Another Five Star Review!

Sorry, but when you self-publish a book you have no one to promote it but yourself. The difficulty is in getting people to take a good look at it. In my case, those who have read it promote it, so I merely share what they write. Here's the most recent review written by Paul Harrison:

Many other reviewers do a good job at explaining the book's contents, and I agree that reformatted, it would be more pleasing to the eye and easy to digest.

But if you're looking for information, it isn't lacking. The reason the print is so crammed and there are so many references is because John has experience in academic settings where research must be accounted for and careful argumentation means more than mere emotional rhetoric. This isn't a light book you would enjoy reading a couple of sittings and then pondering, but a book that bombards you with information and argument that you have to stop and think about, almost as if you were reading a reference book.

Truly, the only valid critique of a book like this from those who disagree with the arguments is to make a point by point rebuttal showing that John's arguments don't stand up. This should be easy for any Christian apologist to do, yet it is never done. Instead, sweeping generalization and characterizations are made of his motives. Even if you believed John was an immoral, bitter, raving cry baby who abandoned God because he was immature, you would still have his arguments to deal with.

There is nothing new in this book that hasn't been pointed out for decades in various places, it is just a very compact and concise anthology of the best of these arguments, always added to the personal experience of the author. Just as Christians have a life-changing existential experience and believe the Gospel is intellectually valid, so a mixture of existential experience and intellect causes deconversion.

This book can be seen as "an attack on Christianity" in a sense that former Christians are believed to be bitterly getting back at what disillusioned them, but ultimately, skeptics write books like this to help disillusioned Christians understand that they are not crazy or alone and help them adjust to life without a belief system that can shown to be false intellectualy and experientially. This is no different that Christian apologists "attacking Islam" or "attacking Mormonism" by using deconversion stories from former Muslims and Mormons showing why nothing worked existentially along with arguemnts againt the validity of those worldviews. Christians believe they are doing it in love to rescue people out of harmful and false belief systems. A book like this is no different.

If you read Christian apologetics, you owe it to yourself to have an anthology of the best arguments against Christian apologetics in your library.

2 comments:

Why I Don't Believe said...

Paul Harrison wrote..

This is no different that Christian apologists "attacking Islam" or "attacking Mormonism" by using deconversion stories from former Muslims and Mormons showing why nothing worked existentially along with arguemnts againt the validity of those worldviews.

Aint that the truth?

What's good for the goose is good for the gander. I had two experiences that rocked my Xian worldview. One was, when as a 'strong' Pentecostal, I was arguing with Mormons and found a lot of their premises were almost identical to mine (except they used talked about Heavenly Father and Joseph Smith).

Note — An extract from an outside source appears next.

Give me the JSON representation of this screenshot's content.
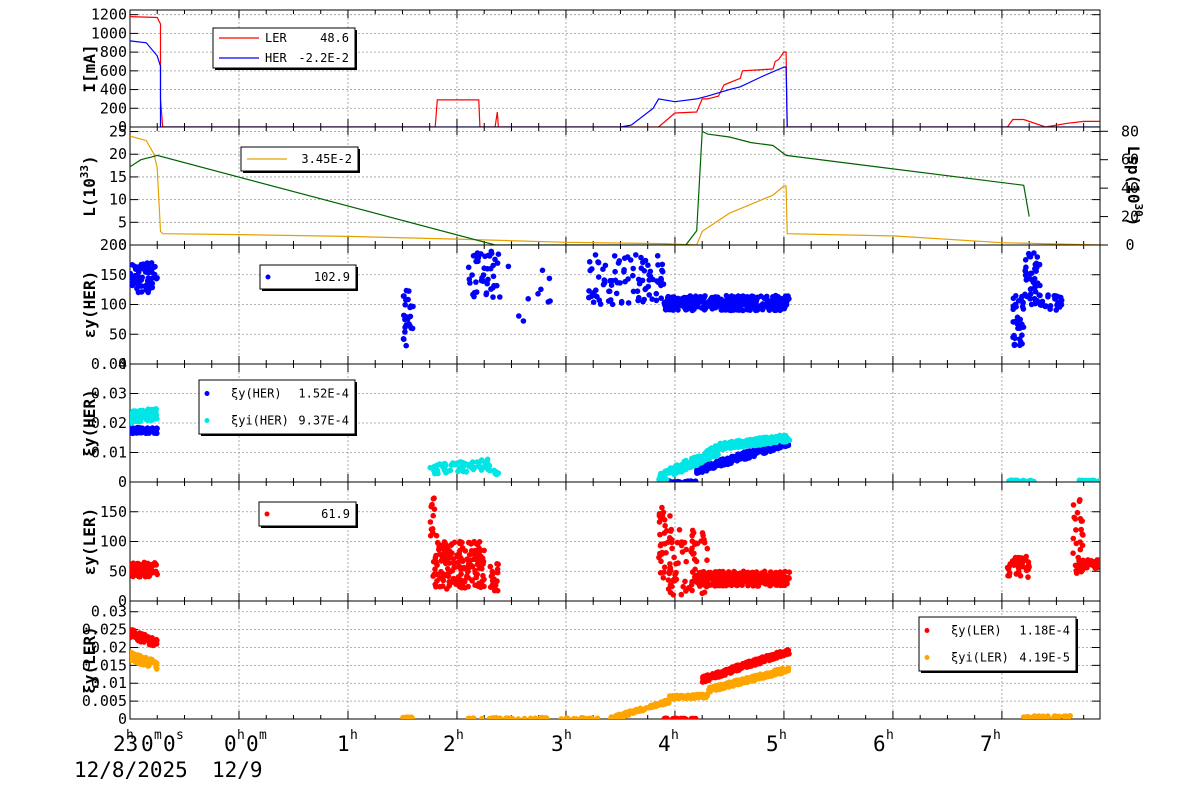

The second was when I was talking to a 'backslidden' Muslim fundamentalist in Singapore. The stories she told and the baggage she carried was almost identical to ex-fundy Xians. It was like a slap in the face for me. "Only the names had been changed..." And I was still a believer when I met her...I wasnt looking for ammo against Xianity at all. She just walked up and served it to me.

So why should it be any surprise hat ex-fundy's have books, websites, support groups...just like others who have left many other "-isms"?

Why I Don't Believe said...

Sorry, that last paragraph should have read...

So why should it be any surprise THAT ex-fundy's have books, websites, support groups...just like others who have left other "-isms"?